Littérature noire
16 Juillet 2024
Il y a chez Denis Soula cette douce humanité que l'on retrouve par exemple chez Marc Villard. Des histoires d'hommes et, surtout, de femmes de tous les jours, pris et prises dans les affres d'un quotidien jamais facile quand on appartient à cette fameuse classe moyenne. Ou lorsque l'on est, encore plus complexe, un étranger sans papier. C'est le cas de Jiordan. Nigérian, c'est un guitariste de haut niveau, ancien partenaire de Fela Kuti, rompu à toutes les scènes d'Europe et qui, un jour, pour les beaux yeux d'une Argentine croisée en France, s'est arrêté à Paris. Depuis, il joue dans différents groupes, tape le boeuf au New Morning et donne des cours de musique dans l'école de son quartier. C'est là qu'il rencontre Claire. Enfin, drôle d'endroit pour une rencontre comme on dit souvent. Lors d'une descente de police musclée, Jiordan se fait embarquer, non sans avoir balancé une belle pogne à un membre des forces de l'ordre tandis que Claire en a giflé un autre. Centre de rétention pour l'un, rappel à l'ordre pour l'autre. Et tous deux vont se revoir, forcément.
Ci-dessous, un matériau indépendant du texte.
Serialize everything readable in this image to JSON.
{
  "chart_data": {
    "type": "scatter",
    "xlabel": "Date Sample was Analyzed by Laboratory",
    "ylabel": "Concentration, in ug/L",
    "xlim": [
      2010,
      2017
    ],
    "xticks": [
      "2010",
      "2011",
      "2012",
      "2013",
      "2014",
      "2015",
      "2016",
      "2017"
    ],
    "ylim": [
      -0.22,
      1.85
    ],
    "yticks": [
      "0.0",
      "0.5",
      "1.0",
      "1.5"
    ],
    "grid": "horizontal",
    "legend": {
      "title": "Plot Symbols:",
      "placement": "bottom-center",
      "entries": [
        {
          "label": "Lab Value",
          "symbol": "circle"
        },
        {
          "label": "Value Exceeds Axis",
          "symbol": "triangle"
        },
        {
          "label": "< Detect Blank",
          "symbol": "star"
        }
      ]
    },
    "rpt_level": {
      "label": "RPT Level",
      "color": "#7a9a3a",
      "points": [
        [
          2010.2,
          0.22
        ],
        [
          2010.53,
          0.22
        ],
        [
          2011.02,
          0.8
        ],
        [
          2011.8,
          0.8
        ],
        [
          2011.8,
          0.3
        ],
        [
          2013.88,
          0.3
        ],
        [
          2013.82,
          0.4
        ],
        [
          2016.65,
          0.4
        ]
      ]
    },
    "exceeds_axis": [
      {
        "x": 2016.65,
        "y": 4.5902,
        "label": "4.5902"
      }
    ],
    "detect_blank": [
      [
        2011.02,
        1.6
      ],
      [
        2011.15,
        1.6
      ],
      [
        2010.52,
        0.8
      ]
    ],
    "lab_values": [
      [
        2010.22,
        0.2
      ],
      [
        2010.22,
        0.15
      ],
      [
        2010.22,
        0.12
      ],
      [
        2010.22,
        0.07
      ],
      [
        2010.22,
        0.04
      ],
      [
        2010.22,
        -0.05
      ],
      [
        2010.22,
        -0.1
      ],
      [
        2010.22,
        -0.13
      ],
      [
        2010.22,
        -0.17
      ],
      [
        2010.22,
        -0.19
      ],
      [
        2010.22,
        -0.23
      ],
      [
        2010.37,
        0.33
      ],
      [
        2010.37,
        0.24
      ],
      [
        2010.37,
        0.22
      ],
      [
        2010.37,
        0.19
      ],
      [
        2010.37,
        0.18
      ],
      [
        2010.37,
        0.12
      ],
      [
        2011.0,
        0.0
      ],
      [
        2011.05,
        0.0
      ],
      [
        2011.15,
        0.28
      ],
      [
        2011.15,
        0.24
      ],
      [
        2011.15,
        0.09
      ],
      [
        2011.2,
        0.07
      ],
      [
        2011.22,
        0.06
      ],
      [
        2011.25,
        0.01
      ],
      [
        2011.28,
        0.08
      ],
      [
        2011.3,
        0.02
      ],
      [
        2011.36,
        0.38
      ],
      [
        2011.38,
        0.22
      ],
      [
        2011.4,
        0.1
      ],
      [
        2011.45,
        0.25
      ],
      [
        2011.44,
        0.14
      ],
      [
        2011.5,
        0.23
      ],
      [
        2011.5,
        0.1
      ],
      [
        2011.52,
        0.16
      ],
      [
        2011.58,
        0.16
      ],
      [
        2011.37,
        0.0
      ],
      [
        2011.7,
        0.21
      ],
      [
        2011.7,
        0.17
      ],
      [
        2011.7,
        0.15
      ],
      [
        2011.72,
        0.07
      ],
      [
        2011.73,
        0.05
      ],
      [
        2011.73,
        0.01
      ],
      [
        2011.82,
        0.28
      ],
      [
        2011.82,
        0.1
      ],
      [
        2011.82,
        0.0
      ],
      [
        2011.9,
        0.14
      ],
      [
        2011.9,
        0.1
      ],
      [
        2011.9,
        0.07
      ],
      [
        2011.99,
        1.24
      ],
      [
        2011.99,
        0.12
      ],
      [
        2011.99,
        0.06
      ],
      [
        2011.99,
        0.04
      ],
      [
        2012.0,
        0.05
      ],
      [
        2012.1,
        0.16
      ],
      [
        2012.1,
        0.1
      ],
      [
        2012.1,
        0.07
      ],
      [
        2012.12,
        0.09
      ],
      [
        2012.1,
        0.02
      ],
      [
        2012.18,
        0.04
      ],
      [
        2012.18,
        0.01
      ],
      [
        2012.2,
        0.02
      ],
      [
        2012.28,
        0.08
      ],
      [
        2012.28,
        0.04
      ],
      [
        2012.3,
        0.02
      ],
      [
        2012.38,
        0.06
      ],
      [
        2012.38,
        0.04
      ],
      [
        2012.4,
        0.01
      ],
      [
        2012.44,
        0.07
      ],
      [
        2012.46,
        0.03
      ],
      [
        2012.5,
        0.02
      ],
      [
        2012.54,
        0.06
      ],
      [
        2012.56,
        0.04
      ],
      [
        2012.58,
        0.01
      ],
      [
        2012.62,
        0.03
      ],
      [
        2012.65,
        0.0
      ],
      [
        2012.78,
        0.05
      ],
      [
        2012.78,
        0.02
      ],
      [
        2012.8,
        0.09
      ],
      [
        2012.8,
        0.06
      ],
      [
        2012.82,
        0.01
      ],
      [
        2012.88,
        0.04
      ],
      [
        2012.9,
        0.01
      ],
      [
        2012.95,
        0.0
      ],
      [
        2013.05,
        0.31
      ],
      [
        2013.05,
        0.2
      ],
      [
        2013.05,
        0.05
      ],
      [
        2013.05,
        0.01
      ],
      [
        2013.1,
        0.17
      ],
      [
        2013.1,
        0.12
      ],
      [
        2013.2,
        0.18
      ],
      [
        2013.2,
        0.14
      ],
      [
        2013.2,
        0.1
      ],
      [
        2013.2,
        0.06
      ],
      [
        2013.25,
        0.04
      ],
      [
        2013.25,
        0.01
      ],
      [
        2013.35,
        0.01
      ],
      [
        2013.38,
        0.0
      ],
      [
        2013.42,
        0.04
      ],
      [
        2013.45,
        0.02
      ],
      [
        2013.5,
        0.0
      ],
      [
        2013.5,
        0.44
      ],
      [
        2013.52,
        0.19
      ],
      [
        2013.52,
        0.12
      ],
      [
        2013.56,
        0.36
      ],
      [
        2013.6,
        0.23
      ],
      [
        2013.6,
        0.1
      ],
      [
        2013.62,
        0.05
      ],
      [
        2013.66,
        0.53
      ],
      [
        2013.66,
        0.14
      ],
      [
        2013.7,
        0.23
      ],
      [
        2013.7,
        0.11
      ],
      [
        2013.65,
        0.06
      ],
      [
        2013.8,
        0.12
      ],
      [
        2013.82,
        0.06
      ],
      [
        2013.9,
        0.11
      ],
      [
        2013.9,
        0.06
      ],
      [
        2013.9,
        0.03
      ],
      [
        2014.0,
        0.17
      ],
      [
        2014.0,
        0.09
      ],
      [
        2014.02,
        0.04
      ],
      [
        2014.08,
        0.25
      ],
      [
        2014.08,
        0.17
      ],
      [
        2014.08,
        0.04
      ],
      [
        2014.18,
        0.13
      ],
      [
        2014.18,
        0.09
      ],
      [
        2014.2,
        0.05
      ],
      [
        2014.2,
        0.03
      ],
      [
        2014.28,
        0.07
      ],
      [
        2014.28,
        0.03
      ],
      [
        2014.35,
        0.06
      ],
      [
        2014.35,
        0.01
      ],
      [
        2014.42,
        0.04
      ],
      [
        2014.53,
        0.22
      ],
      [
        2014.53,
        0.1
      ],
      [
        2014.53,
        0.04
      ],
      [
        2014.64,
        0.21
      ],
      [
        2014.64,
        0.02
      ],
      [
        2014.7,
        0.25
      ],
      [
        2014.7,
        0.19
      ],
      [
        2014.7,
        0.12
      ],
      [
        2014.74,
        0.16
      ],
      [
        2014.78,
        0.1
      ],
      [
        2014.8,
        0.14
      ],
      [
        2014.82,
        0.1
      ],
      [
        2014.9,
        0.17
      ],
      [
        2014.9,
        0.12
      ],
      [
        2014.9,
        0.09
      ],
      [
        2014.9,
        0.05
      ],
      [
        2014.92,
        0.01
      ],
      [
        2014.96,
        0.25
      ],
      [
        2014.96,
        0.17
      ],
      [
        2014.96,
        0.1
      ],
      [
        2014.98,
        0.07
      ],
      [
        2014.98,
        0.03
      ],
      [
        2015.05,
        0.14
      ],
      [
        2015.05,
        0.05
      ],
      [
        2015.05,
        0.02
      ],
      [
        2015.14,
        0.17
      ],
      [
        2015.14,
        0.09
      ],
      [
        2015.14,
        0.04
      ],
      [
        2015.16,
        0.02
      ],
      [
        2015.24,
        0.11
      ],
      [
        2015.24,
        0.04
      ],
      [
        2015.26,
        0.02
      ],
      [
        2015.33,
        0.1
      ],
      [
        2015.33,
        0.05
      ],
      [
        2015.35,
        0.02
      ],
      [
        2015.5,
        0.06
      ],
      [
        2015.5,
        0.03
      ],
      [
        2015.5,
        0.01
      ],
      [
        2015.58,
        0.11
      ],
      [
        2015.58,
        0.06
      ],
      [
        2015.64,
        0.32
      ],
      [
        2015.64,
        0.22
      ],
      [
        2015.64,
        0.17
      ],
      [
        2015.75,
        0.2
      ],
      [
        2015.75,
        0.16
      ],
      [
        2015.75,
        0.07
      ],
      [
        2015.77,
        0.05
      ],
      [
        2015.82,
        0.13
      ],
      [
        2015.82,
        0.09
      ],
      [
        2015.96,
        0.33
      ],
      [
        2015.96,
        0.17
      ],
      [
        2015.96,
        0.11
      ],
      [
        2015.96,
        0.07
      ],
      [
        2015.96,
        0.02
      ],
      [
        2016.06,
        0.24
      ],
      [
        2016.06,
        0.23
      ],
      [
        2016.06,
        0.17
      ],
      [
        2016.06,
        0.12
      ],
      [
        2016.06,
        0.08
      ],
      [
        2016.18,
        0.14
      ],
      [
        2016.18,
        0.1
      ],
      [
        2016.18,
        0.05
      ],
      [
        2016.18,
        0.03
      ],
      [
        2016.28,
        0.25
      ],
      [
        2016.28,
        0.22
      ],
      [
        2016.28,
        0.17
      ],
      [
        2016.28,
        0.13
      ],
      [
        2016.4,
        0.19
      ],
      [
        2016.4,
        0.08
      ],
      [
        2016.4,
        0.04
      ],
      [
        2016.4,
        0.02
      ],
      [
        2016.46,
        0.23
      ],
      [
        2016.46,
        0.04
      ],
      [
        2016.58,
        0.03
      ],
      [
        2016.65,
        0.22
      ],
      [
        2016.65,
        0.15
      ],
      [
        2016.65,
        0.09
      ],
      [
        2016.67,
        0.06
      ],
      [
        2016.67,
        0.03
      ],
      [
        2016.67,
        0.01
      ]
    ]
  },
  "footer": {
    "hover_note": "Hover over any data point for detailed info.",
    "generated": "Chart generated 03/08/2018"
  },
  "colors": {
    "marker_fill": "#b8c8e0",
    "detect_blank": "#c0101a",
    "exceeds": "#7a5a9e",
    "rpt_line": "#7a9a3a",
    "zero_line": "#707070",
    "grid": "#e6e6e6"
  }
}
Alors écrit comme ça, peut-être que c'est léger. Mais avec les mots de Denis Soula cela prend une toute autre envergure heureusement. Premier de ses courts romans parus chez Joelle Losfeld, Mektoub est bien entendu différent de ceux qui suivront mais ressemble en fond à Un amour électrique pour ces sentiments naissants, ce frisson du premier regard, ces palpitations incontrôlables. Oui, Denis Soula connaît les choses du coeur et les peint avec une belle pudeur. Y compris, comme ici, dans les ruptures.
Et puis Denis Soula, qui est définitivement un bon gars, s'y connaît en musique on le sait et navigue là dans des eaux improbables entre Fela donc et Bob Dylan, presque un maître à penser pour Claire. L'irruption des paroles est toute en finesse jamais envahissante et donne un vrai cachet, peut-être même du réalisme dans ce personnage féminin.
Comme ces autres opus chez cette éditrice, cela se lit en une bonne journée, parce que c'est court mais surtout parce que c'est vivant, rythmé et, encore une fois, d'une humanité douce mais combative.